What is FaceApp actually doing with your data?
FaceApp has got a lot of attention lately, firstly for being the hottest new app that everyone, celebrities alike, are using. Secondly though, it's got a lot of coverage over some eye-brow raising stipulations in the T&Cs none of us read. What exactly are they doing with those 150 million faces?
Esquire Middle East has been hot on the tail of the FaceApp craze, talking about both all the celebrities making themselves old, and also highlighting the somewhat scary lines of text in the terms and conditions.
This time round, we're going to look into exactly what the Russian app is doing with your pretty pretty pictures that you really, 'REALLY' rather wouldn't stay on the internet for eternity.
The bit everyone gets nervous about (and rightly so) is this:
"You grant FaceApp a perpetual, irrevocable, nonexclusive, royalty-free, worldwide, fully-paid, transferable sub-licensable license to use, reproduce, modify, adapt, publish, translate, create derivative works from, distribute, publicly perform and display your User Content and any name, username or likeness provided in connection with your User Content in all media formats and channels now known or later developed, without compensation to you."
We'll admit, this does sound quite sinister, it seems like they quite literally own your face after all. A lot of people are also nervous about the whole processing photos on their own servers thing too.
Not to point fingers at all but FaceApp being Russian might be scaring people a bit more than if it were an app from another country that has fewer privacy related scandals.
“People freaked out because the company behind FaceApp is Russian,” French security researcher Baptiste Robert said to Buzzfeed News. “What I’m trying to say is: It’s fine to be suspicious, but don’t accuse without any proof, and here we don’t have the technical proof to be yelling about a scandal.”
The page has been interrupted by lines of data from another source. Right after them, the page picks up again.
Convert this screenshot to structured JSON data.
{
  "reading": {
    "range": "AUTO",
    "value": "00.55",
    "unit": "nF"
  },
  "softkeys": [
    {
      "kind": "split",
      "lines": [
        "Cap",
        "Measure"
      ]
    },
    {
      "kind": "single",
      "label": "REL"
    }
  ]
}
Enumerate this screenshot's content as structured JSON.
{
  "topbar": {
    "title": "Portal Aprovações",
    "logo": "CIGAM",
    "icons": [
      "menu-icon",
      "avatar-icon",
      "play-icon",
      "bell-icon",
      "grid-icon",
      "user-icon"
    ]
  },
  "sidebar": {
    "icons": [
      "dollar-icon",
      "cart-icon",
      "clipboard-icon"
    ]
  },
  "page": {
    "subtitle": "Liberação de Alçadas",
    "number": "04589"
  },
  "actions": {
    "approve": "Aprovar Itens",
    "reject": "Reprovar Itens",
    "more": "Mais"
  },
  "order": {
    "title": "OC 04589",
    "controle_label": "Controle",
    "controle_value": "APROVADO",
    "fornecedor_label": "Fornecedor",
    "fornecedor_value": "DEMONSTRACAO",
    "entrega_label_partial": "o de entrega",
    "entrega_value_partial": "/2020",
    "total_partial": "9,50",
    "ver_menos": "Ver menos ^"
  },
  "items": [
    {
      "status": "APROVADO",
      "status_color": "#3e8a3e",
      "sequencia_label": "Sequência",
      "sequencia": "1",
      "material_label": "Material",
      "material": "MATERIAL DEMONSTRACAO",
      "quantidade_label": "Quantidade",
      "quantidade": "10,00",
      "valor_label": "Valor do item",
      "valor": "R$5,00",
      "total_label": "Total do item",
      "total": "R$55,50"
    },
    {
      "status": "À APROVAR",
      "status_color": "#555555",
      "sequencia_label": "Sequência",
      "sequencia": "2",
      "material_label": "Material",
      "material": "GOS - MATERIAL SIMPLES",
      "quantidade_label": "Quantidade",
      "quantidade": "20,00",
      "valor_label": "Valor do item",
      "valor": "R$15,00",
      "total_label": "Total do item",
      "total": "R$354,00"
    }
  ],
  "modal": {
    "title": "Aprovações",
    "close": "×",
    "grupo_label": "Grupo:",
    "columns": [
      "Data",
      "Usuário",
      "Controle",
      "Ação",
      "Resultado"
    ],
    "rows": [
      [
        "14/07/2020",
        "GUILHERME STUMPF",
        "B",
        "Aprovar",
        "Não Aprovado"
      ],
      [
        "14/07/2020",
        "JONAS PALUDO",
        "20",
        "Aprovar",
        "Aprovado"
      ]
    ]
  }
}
The images aren't processed directly on you phone as this would actually result in a worse experience for the user. It would take longer and burn up your battery. Having the processing done in a different server hides the processing code from competitors wanting to make apps like FaceApp. It's said to be more of a buisness tactic than some Russian spy thing.
I can see why FaceApp choose to upload user's photo to their server and process them in their server:
From a business perspective, hiding the photo processing code in their server makes it hard for potential competitors from copying. It also makes piracy harder— Jane Manchun Wong (@wongmjane) July 17, 2019
It is also explained that “most images are deleted from our servers within 48 hours from the upload date,” said chief executive of FaceApp, Yaroslav Goncharov.
The T&Cs also states that the data will be used to “develop and test new products and features.”, mysterious we know, but it likely points towards development in facial recognition of some sort.
The most annoying thing to come from this data hoovering is ads. It's said that the data, so 150 million faces, can be used to help with targeted ads. It embeds Google Admob on your phone, what this means is that you'll likely start getting more ads pop up that are catered by the data from FaceApp.
It isn't known what ads these will be. Maybe sunglasses, skincare, hats?